Back on stage, he fiddled with a set of knobs on a loop station as Mark Lyon (solidly in the anti-mayo camp) took it away on guitar. Where Lyon had been pumping his arms in protest of the condiment just moments before, the musician stood transfixed by his instrument, setting off a propulsive riff with a huge grin on his face.
Attendees kept filing in and heading right for the dance floor. Just the band launched into its “Motherland” as the last piece of its set, sisters Mercy Quaye and Jennifer Quaye Hudson walked through the door, stopping at the venue as part of their own birthday celebration. Browne-Springer drew out the beginning of the song, cheering them on as they found a spot in front to dance.

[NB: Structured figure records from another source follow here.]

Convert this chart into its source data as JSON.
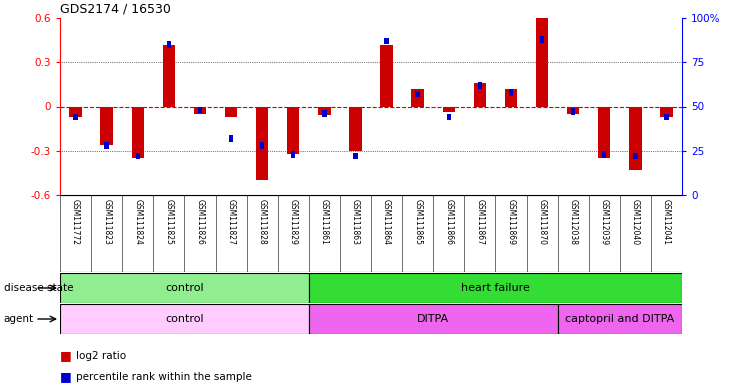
{
  "title": "GDS2174 / 16530",
  "samples": [
    "GSM111772",
    "GSM111823",
    "GSM111824",
    "GSM111825",
    "GSM111826",
    "GSM111827",
    "GSM111828",
    "GSM111829",
    "GSM111861",
    "GSM111863",
    "GSM111864",
    "GSM111865",
    "GSM111866",
    "GSM111867",
    "GSM111869",
    "GSM111870",
    "GSM112038",
    "GSM112039",
    "GSM112040",
    "GSM112041"
  ],
  "log2ratio": [
    -0.07,
    -0.26,
    -0.35,
    0.42,
    -0.05,
    -0.07,
    -0.5,
    -0.32,
    -0.06,
    -0.3,
    0.42,
    0.12,
    -0.04,
    0.16,
    0.12,
    0.6,
    -0.05,
    -0.35,
    -0.43,
    -0.07
  ],
  "percentile": [
    44,
    28,
    22,
    85,
    48,
    32,
    28,
    23,
    46,
    22,
    87,
    57,
    44,
    62,
    58,
    88,
    47,
    23,
    22,
    44
  ],
  "disease_state_groups": [
    {
      "label": "control",
      "start": 0,
      "end": 7,
      "color": "#90EE90"
    },
    {
      "label": "heart failure",
      "start": 8,
      "end": 19,
      "color": "#33DD33"
    }
  ],
  "agent_groups": [
    {
      "label": "control",
      "start": 0,
      "end": 7,
      "color": "#FFCCFF"
    },
    {
      "label": "DITPA",
      "start": 8,
      "end": 15,
      "color": "#EE66EE"
    },
    {
      "label": "captopril and DITPA",
      "start": 16,
      "end": 19,
      "color": "#EE66EE"
    }
  ],
  "bar_color_red": "#CC0000",
  "bar_color_blue": "#0000CC",
  "ylim": [
    -0.6,
    0.6
  ],
  "yticks_left": [
    -0.6,
    -0.3,
    0.0,
    0.3,
    0.6
  ],
  "yticks_right_pct": [
    0,
    25,
    50,
    75,
    100
  ],
  "label_bg": "#D0D0D0",
  "bg_color": "#ffffff"
}
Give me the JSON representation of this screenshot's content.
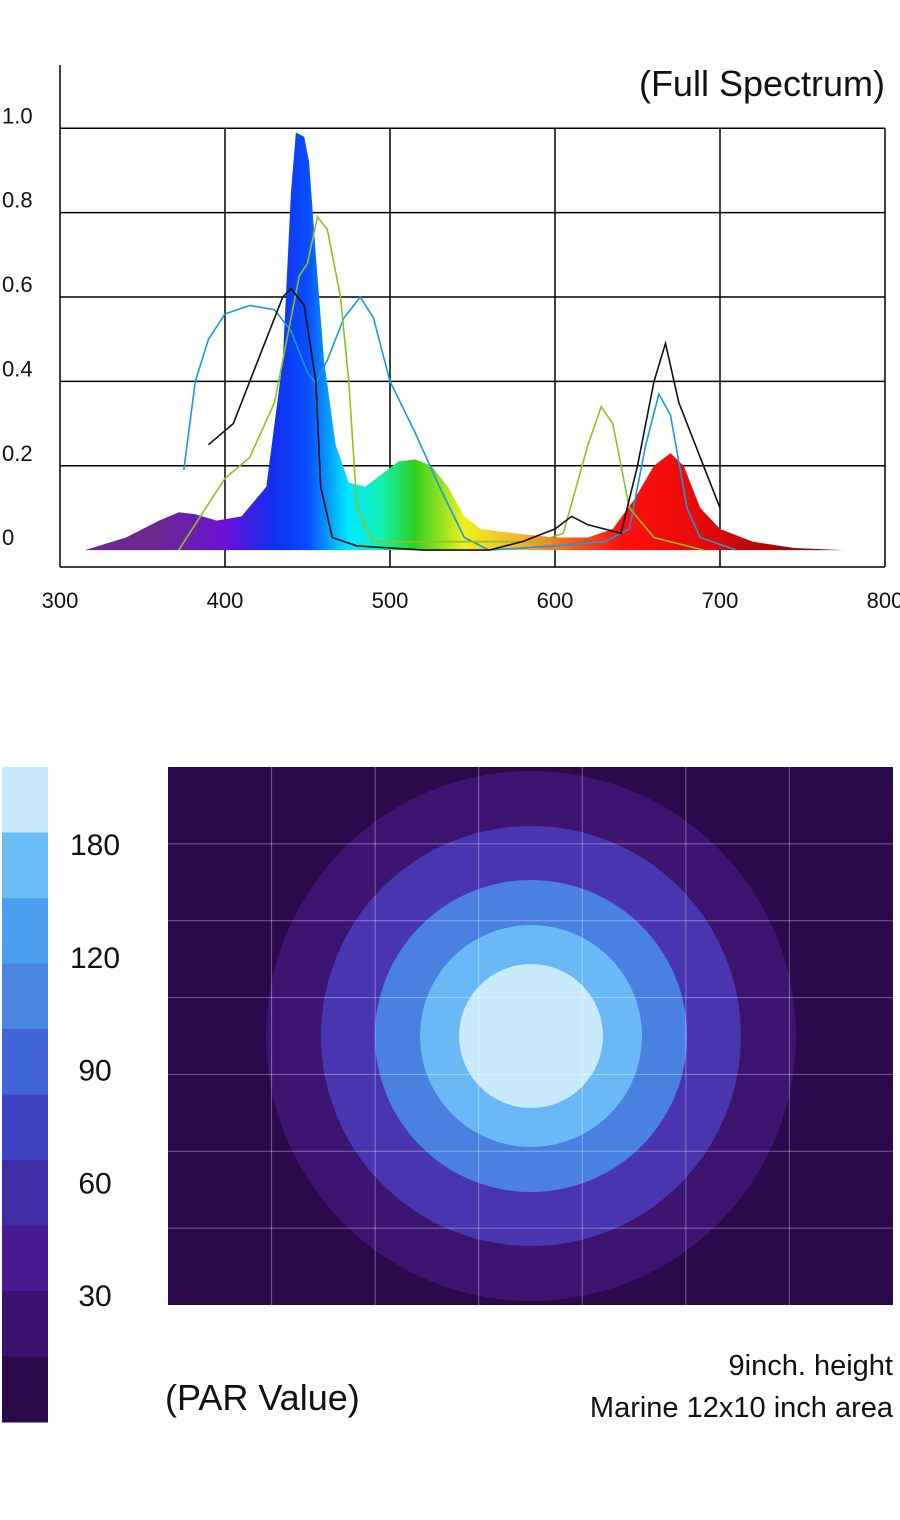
{
  "chart_data": [
    {
      "type": "spectrum",
      "title": "(Full Spectrum)",
      "xlim": [
        300,
        800
      ],
      "xticks": [
        300,
        400,
        500,
        600,
        700,
        800
      ],
      "ylim": [
        -0.04,
        1.15
      ],
      "yticks": [
        0,
        0.2,
        0.4,
        0.6,
        0.8,
        {
          "value": 1,
          "label": "1.0"
        }
      ],
      "grid": true,
      "series": [
        {
          "fill": "gradient",
          "gradient": [
            [
              360,
              "#6a2a8e"
            ],
            [
              400,
              "#6a10d8"
            ],
            [
              430,
              "#1030f0"
            ],
            [
              450,
              "#0a4cff"
            ],
            [
              475,
              "#00e8ff"
            ],
            [
              495,
              "#10f0b0"
            ],
            [
              515,
              "#30d020"
            ],
            [
              545,
              "#f0f020"
            ],
            [
              580,
              "#f8b030"
            ],
            [
              610,
              "#f06020"
            ],
            [
              640,
              "#ff1010"
            ],
            [
              690,
              "#e80808"
            ],
            [
              760,
              "#7a0a0a"
            ]
          ],
          "x": [
            315,
            340,
            360,
            372,
            382,
            395,
            410,
            425,
            435,
            440,
            443,
            448,
            451,
            455,
            460,
            467,
            475,
            485,
            495,
            505,
            515,
            525,
            535,
            545,
            555,
            575,
            600,
            620,
            635,
            648,
            660,
            670,
            678,
            688,
            700,
            720,
            745,
            775
          ],
          "values": [
            0,
            0.03,
            0.07,
            0.09,
            0.085,
            0.07,
            0.08,
            0.15,
            0.45,
            0.85,
            0.99,
            0.98,
            0.92,
            0.7,
            0.45,
            0.25,
            0.16,
            0.15,
            0.18,
            0.21,
            0.215,
            0.2,
            0.15,
            0.08,
            0.05,
            0.04,
            0.03,
            0.03,
            0.05,
            0.12,
            0.2,
            0.23,
            0.2,
            0.1,
            0.05,
            0.02,
            0.005,
            0
          ]
        },
        {
          "color": "#1a9ad6",
          "x": [
            375,
            382,
            390,
            400,
            415,
            430,
            440,
            450,
            455,
            462,
            472,
            482,
            490,
            500,
            515,
            530,
            545,
            560,
            600,
            630,
            645,
            655,
            663,
            670,
            680,
            688,
            710
          ],
          "values": [
            0.19,
            0.4,
            0.5,
            0.56,
            0.58,
            0.57,
            0.52,
            0.42,
            0.395,
            0.45,
            0.55,
            0.6,
            0.55,
            0.4,
            0.28,
            0.15,
            0.03,
            0,
            0.01,
            0.02,
            0.05,
            0.25,
            0.37,
            0.32,
            0.1,
            0.03,
            0
          ]
        },
        {
          "color": "#8dc21f",
          "x": [
            372,
            385,
            400,
            415,
            430,
            445,
            450,
            456,
            462,
            470,
            475,
            480,
            490,
            550,
            590,
            605,
            620,
            628,
            635,
            645,
            660,
            690
          ],
          "values": [
            0,
            0.08,
            0.17,
            0.22,
            0.35,
            0.65,
            0.68,
            0.79,
            0.76,
            0.6,
            0.4,
            0.1,
            0.02,
            0.02,
            0.02,
            0.04,
            0.25,
            0.34,
            0.3,
            0.1,
            0.03,
            0
          ]
        },
        {
          "color": "#111111",
          "x": [
            390,
            405,
            420,
            435,
            440,
            448,
            455,
            458,
            465,
            480,
            520,
            560,
            580,
            600,
            610,
            620,
            640,
            650,
            660,
            667,
            675,
            690,
            700
          ],
          "values": [
            0.25,
            0.3,
            0.45,
            0.6,
            0.62,
            0.58,
            0.4,
            0.15,
            0.03,
            0.01,
            0,
            0,
            0.02,
            0.05,
            0.08,
            0.06,
            0.04,
            0.2,
            0.4,
            0.49,
            0.35,
            0.2,
            0.1
          ]
        }
      ]
    },
    {
      "type": "contour",
      "title": "(PAR Value)",
      "notes": [
        "9inch. height",
        "Marine 12x10 inch area"
      ],
      "colorbar": {
        "colors": [
          "#c7eafc",
          "#6abef5",
          "#4aa0ee",
          "#4a85e2",
          "#3f65d8",
          "#3d43bf",
          "#3f2ea8",
          "#4a1a94",
          "#3a1270",
          "#2a0a4a"
        ],
        "ticks": [
          180,
          120,
          90,
          60,
          30
        ]
      },
      "zones": [
        "#2a0a4a",
        "#3d1470",
        "#4a35b0",
        "#4a80e0",
        "#6ab8f5",
        "#c7eafc"
      ]
    }
  ]
}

"Happy birthday, Mercy!" he shouted, diving into the beginning of the song. To his right, keyboard player Stephen Gritz King spotted Jennifer and waved enthusiastically. A minute later, the whole room seemed to be singing along.
The group slowed it down, and Browne-Springer grinned a little at the audience. In the front, he had noticed musician Paul Bryant Hudson and gave him a shout out. Then he addressed the crowd as the band played on behind him.
"Do you guys know this harmony part?" he asked. "We're just going to sing it together, ready? Here we go."
He looped the vocals, a refrain echoing on each other as he segued into "Stand By Me." As Hall picked up the drums—half "Motherland," half Ben E. King—Browne-Springer stepped back to give other members of the group a chance to solo one by one. McDonnell loosed an airy, layered string of notes from his flute that made its way through the crowd. By the end, almost every person in the house was moving.
As the Brooklyn-based Underground System took the stage, it seemed that the night was just getting started. From the moment she leaned into the mic, Fossati heated up the room, whipping out a flute as she adjusted a looping board and dove deep on vocals. Beside her at the keyboard, Carter Yasutake pulled out a trumpet. The band moved into the beat, congas setting the tone for footfalls, pumping arms and gyrating hips in the audience.
In the crowd, members of Phat A$tronaut stuck around, sometimes leading the loudest cheers. Onstage Fossati pulled out new moves, jumping into flute solos so fast her teeth seemed to have fused with her lips. At one point, she yanked out a red telephone as half-prop, half-instrument and sent echoey vocals into the crowd. In another, she became a percussion session entirely of her own making.
Midway through their set, she launched into a loud, buoyant version of the group’s “Sebben,” drawn out and designed for dancing. As the band picked up behind her, her hands transformed into a whizzing blur, their clapping amplified in the mic. Even as she performed, she drew the crowd in to the stage, directing the audience to perform along with her.
“Okay,” she said. “I know you came here to watch us perform, but I’m going to need you to participate with me. Are you ready, New Haven?”
“Yes!” the crowd cheered back.
“We’ll see,” she said with a little smile. “I just need you to do two things. You’re gonna clap and you’re gonna sing with me. Okay?”
She broke into a set of moves at the center of the stage. From a dance party the night became a sort of prayer revival, audience members raising their arms to clap along. They hollered; she hollered back. They danced, and she danced harder. They grinned, and she seemed that she could outdo that too.
On the right side, Fossati stepped into the crowd to give musicians a chance to solo, her body in constant motion. At the left side of the stage, a knot of dancers worked themselves into a sweaty frenzy trying to keep up. Hair whipped every which way. Feet jutted out in one direction, and then another. They literally went airborne, then came back down and kept moving.